From this perspective, change becomes not a strategy for returning to some fantasy balance or for reaching a goal but a state of constant being, one that values the transitional and practices coherence instead of trying to pre-define it, much like we might practice listening to better inform decision-making. Rather than seeing change as a process of transforming one type of static state into another “more evolved” static state, a biocultural frame of reference for change sees “movements” as their own forms not just of advocacy but governance.

Political and social movements act as forms of governance via the same disruptive and subversive practices that are often seen to actually threaten governmental bodies and existing power structures: protest and resistance. Forms of protest and resistance contain within their practices the elements of change, i.e. their own forms of coherence. Forms are often seen as vessels, containment with a clear outline. Once again, this viewpoint assumes a rigidity to political structures that are more likely to make them immune to change than as any vehicle for it. Instead, we might more effectively see forms as questions asked to expose the weaknesses of the status quo, actions that not only evoke but embody desired change.

A common response to social or political grievance is protest, sometimes combined with some form of persuasion. Forms of protest are often chosen for utility i.e. what will “work” to produce a particular goal or desired effect and can, in that way, become more symbolic of change than an enactment of it. A march, a petition, a pamphlet – all of these can act as protest, symbolic unless that change is incorporated into the practice and in danger of confining coherency to participants unless intentional consideration is taken to choose an otherwise form. In order to be change and not just representative of it, these forms of protest need to be organized as subversive to existing power structures (multi-gender inclusive, multi-racial leadership, free), model intersectional governance and decision-making, include non-commercial, non-extractive, and non-coercive cultural and artistic expression, encourage deep intellectual engagement and support for emerging institutions, and reframe dominant narratives, for example. In other words, change is performed by both the intentions of the action and the implications of the “knowledge” that arises from it.

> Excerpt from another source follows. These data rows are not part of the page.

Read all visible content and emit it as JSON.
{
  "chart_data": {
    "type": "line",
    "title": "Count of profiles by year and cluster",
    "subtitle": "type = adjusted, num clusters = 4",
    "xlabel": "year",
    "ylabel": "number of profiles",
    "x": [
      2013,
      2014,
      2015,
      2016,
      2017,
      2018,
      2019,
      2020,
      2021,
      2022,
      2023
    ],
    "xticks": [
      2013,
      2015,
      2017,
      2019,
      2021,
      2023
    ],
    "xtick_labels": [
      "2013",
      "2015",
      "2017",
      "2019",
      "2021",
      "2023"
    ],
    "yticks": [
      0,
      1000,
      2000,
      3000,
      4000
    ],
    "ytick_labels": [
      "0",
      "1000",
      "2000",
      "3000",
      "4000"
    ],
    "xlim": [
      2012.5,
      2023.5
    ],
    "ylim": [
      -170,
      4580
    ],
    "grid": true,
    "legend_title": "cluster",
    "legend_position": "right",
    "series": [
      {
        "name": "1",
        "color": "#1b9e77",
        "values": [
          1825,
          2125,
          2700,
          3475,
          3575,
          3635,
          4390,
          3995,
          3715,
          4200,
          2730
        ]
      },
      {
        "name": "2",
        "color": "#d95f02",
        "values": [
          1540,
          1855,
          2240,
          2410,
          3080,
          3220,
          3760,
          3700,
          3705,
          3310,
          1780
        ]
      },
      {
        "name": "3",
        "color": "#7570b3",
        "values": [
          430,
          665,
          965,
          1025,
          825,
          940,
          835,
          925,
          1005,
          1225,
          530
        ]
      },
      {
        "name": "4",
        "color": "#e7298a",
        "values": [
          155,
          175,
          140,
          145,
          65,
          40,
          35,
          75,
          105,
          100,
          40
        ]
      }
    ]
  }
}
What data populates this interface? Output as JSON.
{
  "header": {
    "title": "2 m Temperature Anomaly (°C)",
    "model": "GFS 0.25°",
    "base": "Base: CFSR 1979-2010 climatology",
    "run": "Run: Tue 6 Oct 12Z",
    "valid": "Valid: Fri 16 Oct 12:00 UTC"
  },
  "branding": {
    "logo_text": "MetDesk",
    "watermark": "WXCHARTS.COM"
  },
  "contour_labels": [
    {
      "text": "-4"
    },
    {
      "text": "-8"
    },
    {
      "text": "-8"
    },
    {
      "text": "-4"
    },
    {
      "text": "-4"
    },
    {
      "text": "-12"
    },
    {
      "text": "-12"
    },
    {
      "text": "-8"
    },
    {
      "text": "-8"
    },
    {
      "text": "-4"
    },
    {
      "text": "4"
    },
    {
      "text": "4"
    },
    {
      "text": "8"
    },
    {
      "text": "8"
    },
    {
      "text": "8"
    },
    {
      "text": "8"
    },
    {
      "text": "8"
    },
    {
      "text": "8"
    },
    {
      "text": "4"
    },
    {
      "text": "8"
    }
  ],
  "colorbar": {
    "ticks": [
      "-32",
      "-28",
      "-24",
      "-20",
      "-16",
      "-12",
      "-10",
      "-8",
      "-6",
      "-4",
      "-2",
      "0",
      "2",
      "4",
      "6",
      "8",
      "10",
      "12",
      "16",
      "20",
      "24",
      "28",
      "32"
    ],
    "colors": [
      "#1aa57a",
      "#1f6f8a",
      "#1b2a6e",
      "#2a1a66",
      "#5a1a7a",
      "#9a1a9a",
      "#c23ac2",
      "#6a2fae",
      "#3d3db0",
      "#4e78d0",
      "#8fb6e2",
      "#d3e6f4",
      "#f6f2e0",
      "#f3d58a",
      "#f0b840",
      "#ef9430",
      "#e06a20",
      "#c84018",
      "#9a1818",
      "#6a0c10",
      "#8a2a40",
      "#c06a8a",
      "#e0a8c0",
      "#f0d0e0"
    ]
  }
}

Other forms of protest involve non-cooperation, acts such as boycotts, civil disobedience, sit-ins, or strikes, which symbolically or literally refuse to participate in objectionable practices. Once again, while these acts of obstruction are effective at bringing attention to inequities, it is difficult to deepen discourse when the terms of communication are agreed upon among established conventions or default forms of political or civic participation and when no new forms of communication are intentionally made coherent. The forms of protest cannot function in direct reaction to norms without reinforcing them through partisanship, binarism, or backlash. Systemic coherence is equivalent to majority rule which, by definition, fails to consider the needs of the minority. Imposed coherence is the tool of autocratic power dynamics whereas subversive coherence is arrived upon through the process of worldbuilding.

Thus, change is dependent on establishing fully alternative forms that do more than question existing models and, instead, replace them. The concept of resources must go beyond the economic and physical to include practiced relational forms of exchange. New forms of institution must function autonomously from traditional power structures of authority and legitimacy. Communication and education must involve non-extractive and non-coercive models of leadership and pedagogy. Public values must be reframed in ecological/geographical/ethical/methodological terms.

It is not coherence of whole systems that results in or preserves positive change. We require fluid, responsive, and reflexive coherence of transformational forms that address how change will happen.